Chitra Vairavan (Concept, Choreography, Performance) is a contemporary dancer, choreographer, and arts and movement educator of Tamil/South Indian-American descent. Vairavan is immersed in both Tamil culture and progressive brown politics in the U.S. She dances to heal and creates dance and performance art to help heal others. Her embodied practice and experimental process is rooted in deep listening, freedoms, poetry, vulnerability and ancestral memory. The aesthetic of her training is through both yoga and contemporary Indian dance forms. Vairavan is the recipient of the 2016 McKnight Artist Fellowship in Dance, 2018 Naked Stages Fellowship, and the 2020-2021 Springboard for the Arts’ 20/20 Fellowship among other honors. www.chitravairavan.com

Sound artist: Renée Copeland

Video editor: Søren Olsen

Witnessed by: Anita Chikkatur and Crixell Shell

Sites: Brooklyn Park and Mississippi River

All the thank yous are a part of the work.


Eric Larson/Toot

The Premise of Gripping the Wall When You’re Upset

Wednesday, June 16, 7 pm and Thursday, June 17, 7 pm

Film broadcast, only available at listed showtimes. Link arrives via email to festival passholders.

The Premise builds character, but mostly for scrapbooking. A film in three parts, “The Premise” furiously considers the uncanniness, pragmatics, and tiny politics of the actor’s thoughts while acting. Whose impulses are in our bodies? The Premise unfurls a dramaturgy of the mind-in-performance, and wonders slyly about the effects of continuously coping with fictional circumstances.
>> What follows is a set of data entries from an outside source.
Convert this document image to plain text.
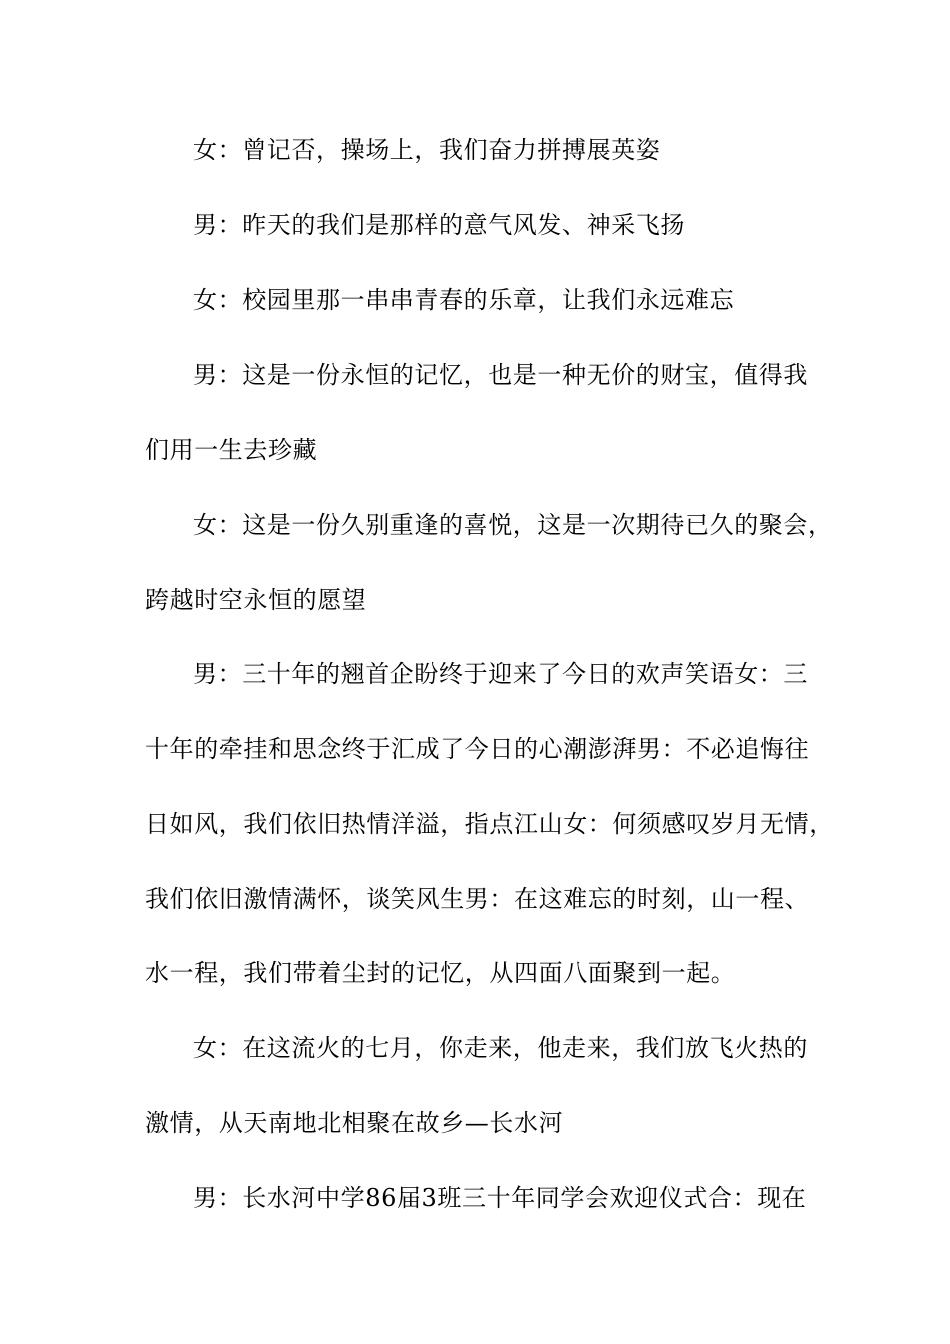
女：曾记否，操场上，我们奋力拼搏展英姿
男：昨天的我们是那样的意气风发、神采飞扬
女：校园里那一串串青春的乐章，让我们永远难忘
男：这是一份永恒的记忆，也是一种无价的财宝，值得我
们用一生去珍藏
女：这是一份久别重逢的喜悦，这是一次期待已久的聚会，
跨越时空永恒的愿望
男：三十年的翘首企盼终于迎来了今日的欢声笑语女：三
十年的牵挂和思念终于汇成了今日的心潮澎湃男：不必追悔往
日如风，我们依旧热情洋溢，指点江山女：何须感叹岁月无情，
我们依旧激情满怀，谈笑风生男：在这难忘的时刻，山一程、
水一程，我们带着尘封的记忆，从四面八面聚到一起。
女：在这流火的七月，你走来，他走来，我们放飞火热的
激情，从天南地北相聚在故乡—长水河
男：长水河中学86届3班三十年同学会欢迎仪式合：现在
Toot is a whirlwind of theatrical performances and collaborators led by director Eric Larson. Toot’s work considers overlooked energies of contemporary life and amplifies the poetic relationships between performance, perception, and artistic production. Since 2018, Toot has premiered work in numerous Twin Cities locations and toured and developed work in Nashville, Seattle, and Raleigh, NC. www.tootperformance.org  

Created and directed by Eric Larson

Created with and featuring Sabrina Diehl, Kelly McKay, Sam Aros Mitchell, Emily Rosenberg, Saulaman Schlegel, and Jeffrey Wells

Tickets

 

Festival pass includes works by all 10 artists. Whether you plan to see one performance or all of them, the festival pass is your ticket! If you plan for multiple viewers to watch from a single device, you may choose to increase your donation accordingly. There are no tickets to individual performances.

Pay What You Wish ($50-$150 suggested per viewer)

Accessibility

 

Captioning will be provided for all live and prerecorded performances in the festival. Transcripts and descriptive audio will be provided for all prerecorded video works.